Я наконец собрала остатки стойкости и повернулась к маме. И... утонула в обеспокоенной любви ее алмазных глаз.
— С тобой все в порядке, Анитти?
Ох, если бы...
— Да, мама, — я старательно выпрямилась, стремясь продемонстрировать свое бодрое и здоровое состояние. — Что там с темными?
Даратея, на которую вся эта бравада не произвела ни малейшего впечатления, мягко обняла меня за талию, помогая встать. Ее макушка едва доставала мне до плеча, но хрупкое тело было неожиданно сильным, и девчушка, которую можно было принять скорее за мою дочь, если не за внучку, почти полностью приняла на себя вес моего тела, обернула мягкими черными крыльями, медленно двинулась к выходу, помогая и поддерживая. Я послушно покорилась, позволяя ей поиграть в заботливую родительницу.
— D'ha'meo'el-in больше не будут тебя беспокоить, по крайней мере сегодня.
— Как?..
— Раниэль-Атеро, Зимний и Хлой проследили пути, по которым пришли эти последние гости. И прошли по ним, очень эффектно свалившись на голову темному королю. В данный момент имеет место... Как там они выразились? «Сугубо мужской разговор». Его Величеству доходчиво объясняют, что Хранительница Эль-онн находится под личной защитой трех древнейших, которые будут очень недовольны, если с ней что-нибудь случится. Вплоть до личной вендетты всему правящему родуd'ha'meo'el-in. Конфликт переводится из политического в дело чести, плюс вплетаются старые разборки... День передышки тебе гарантирован, дорогая.
А больше и не нужно.
Я вздохнула свободнее. Оставлять эту проблему висеть в воздухе, конечно, нельзя, но завтра вечером вопрос равно станет чисто академическим.
— Вы узнали, с чего они вдруг так взбесились?
Даратея яростно сжала губы и отвернулась, пряча от меня выражение своего лица. Остроконечные ушки, возвышающиеся над черными кудрями, чуть вздрогнули.

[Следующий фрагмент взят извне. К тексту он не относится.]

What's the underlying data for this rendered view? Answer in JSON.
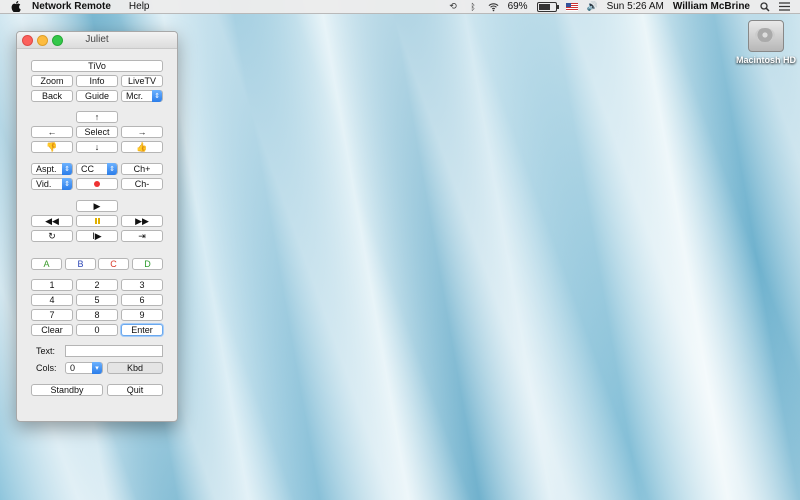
{
  "menubar": {
    "app_name": "Network Remote",
    "menus": [
      "Help"
    ],
    "battery_pct": "69%",
    "battery_level": 0.69,
    "clock": "Sun 5:26 AM",
    "user": "William McBrine"
  },
  "desktop": {
    "drive_label": "Macintosh HD"
  },
  "window": {
    "title": "Juliet"
  },
  "remote": {
    "tivo": "TiVo",
    "zoom": "Zoom",
    "info": "Info",
    "livetv": "LiveTV",
    "back": "Back",
    "guide": "Guide",
    "mcr_select": "Mcr.",
    "up": "↑",
    "left": "←",
    "select": "Select",
    "right": "→",
    "down": "↓",
    "aspect_select": "Aspt.",
    "cc_select": "CC",
    "ch_up": "Ch+",
    "video_select": "Vid.",
    "ch_down": "Ch-",
    "play": "▶",
    "reverse": "◀◀",
    "forward": "▶▶",
    "replay": "↻",
    "slow": "I▶",
    "advance": "⇥",
    "a": "A",
    "b": "B",
    "c": "C",
    "d": "D",
    "num1": "1",
    "num2": "2",
    "num3": "3",
    "num4": "4",
    "num5": "5",
    "num6": "6",
    "num7": "7",
    "num8": "8",
    "num9": "9",
    "clear": "Clear",
    "num0": "0",
    "enter": "Enter",
    "text_label": "Text:",
    "text_value": "",
    "cols_label": "Cols:",
    "cols_value": "0",
    "kbd": "Kbd",
    "standby": "Standby",
    "quit": "Quit"
  },
  "colors": {
    "a": "#3a9a2a",
    "b": "#2a44b5",
    "c": "#d83a2a",
    "d": "#2a9a2a"
  }
}
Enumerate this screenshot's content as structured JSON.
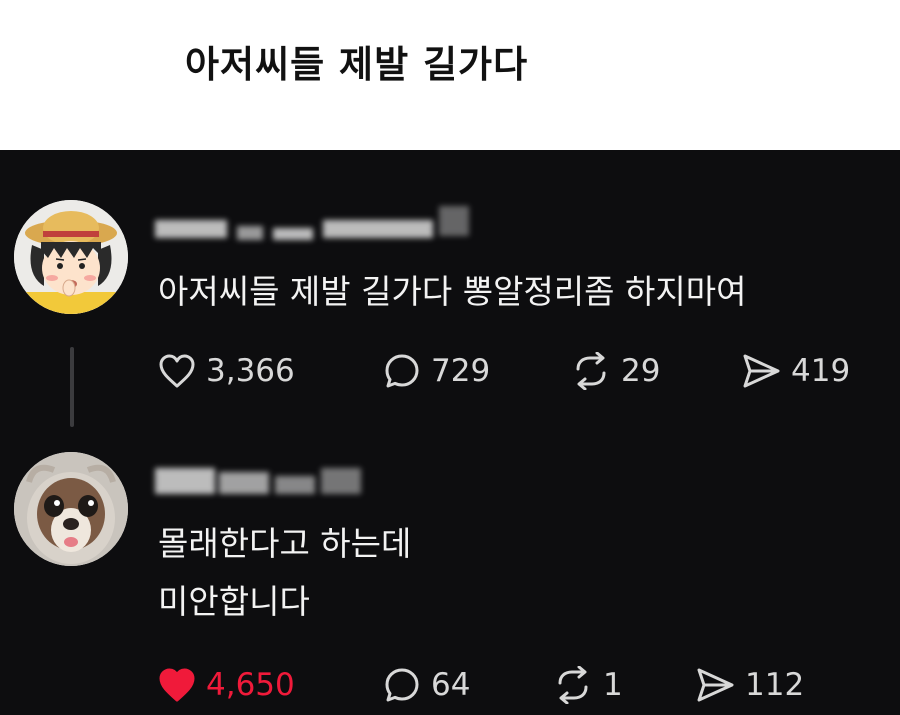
{
  "title": "아저씨들 제발 길가다",
  "colors": {
    "background": "#0d0d0f",
    "text": "#f3f3f3",
    "icon": "#d8d8d8",
    "liked": "#f01a3a"
  },
  "posts": [
    {
      "avatar": "cartoon-girl-avatar",
      "text": "아저씨들 제발 길가다 뽕알정리좀 하지마여",
      "liked": false,
      "likes": "3,366",
      "replies": "729",
      "reposts": "29",
      "shares": "419"
    },
    {
      "avatar": "dog-avatar",
      "text": "몰래한다고 하는데\n미안합니다",
      "liked": true,
      "likes": "4,650",
      "replies": "64",
      "reposts": "1",
      "shares": "112"
    }
  ]
}
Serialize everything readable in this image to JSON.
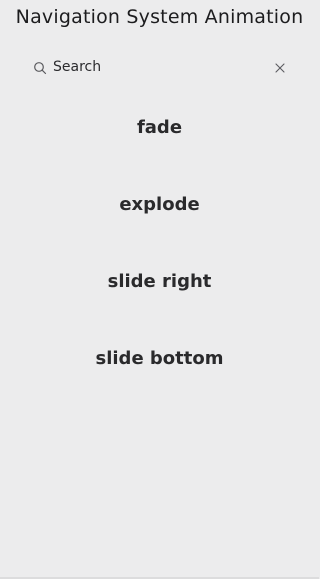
{
  "header": {
    "title": "Navigation System Animation"
  },
  "search": {
    "placeholder": "Search",
    "value": "",
    "icon": "search-icon",
    "clear_icon": "close-icon"
  },
  "menu": {
    "items": [
      {
        "label": "fade"
      },
      {
        "label": "explode"
      },
      {
        "label": "slide right"
      },
      {
        "label": "slide bottom"
      }
    ]
  },
  "colors": {
    "background": "#ececed",
    "text": "#1c1c1e",
    "icon": "#5a5a5e"
  }
}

Мои собственные уши заинтересованно встали торчком, а Даратея вдруг резко обернулась, гневно сверкнула очами и сухо сообщила:
— Я пришла сюда говорить как Мать Изменяющихся с одной из своих вене.
Ой.
Теперь уже я опустила уши и поджала ноги, не зная еще, в чем провинилась, но уверенная, что провинилась крупно.
И гром грянул.
— Твое поведение, как всегда, было безрассудно. Ну что за идиотская мысль — танцевать с такой мерзостью? Ты что, не понимала, во что могла превратиться? Не понимала, что могла натворить в подобном состоянии? Ауте милосердная, Антея, уж ты-то лучше всех вене, живых и мертвых, должна знать опасность полного погружения!
— Да, Мать Клана.
— Гордость покоя не дает? За душу взяло? Она, видите ли, величайшая танцовщица! Величайшая дура! Никакой природный талант не может компенсировать природной же тупости!
— Да, Мать Клана.
— Танцевать глубокое погружение в присутствии кучи посторонних! В разгар схватки! Не прекращая при этом бой! Танцевать без полной отдачи движению, танцевать одной ритмикой — ты что, спятила?
Ну, поворчали и хватит.
— Ты считаешь, надо было позволить им перебить нас всех? — Голос мой был меланхолически задумчив.
Мама блеснула оскаленными клыками, но промолчала. Потом:
— Я не знаю никого, кто смог бы повторить такое — и остаться собой. Как Матери клана Дернул мне необходимо разобраться, что там произошло, — очень сухо и по-деловому.
Я ответила изумленным и насмешливым взглядом. Вряд ли она хотела так на меня набрасываться, вряд ли пришла сюда, чтобы устроить головомойку. Просто на свой страх мама реагировала гневом, это у нас фамильное. А я подозревала, что приглашение на завтрашний Бал, которое мы обе так старательно не упоминали в этом разговоре, напугало ее до безумия.
Даратея вновь выпрямилась — уверенная, спокойная, властная.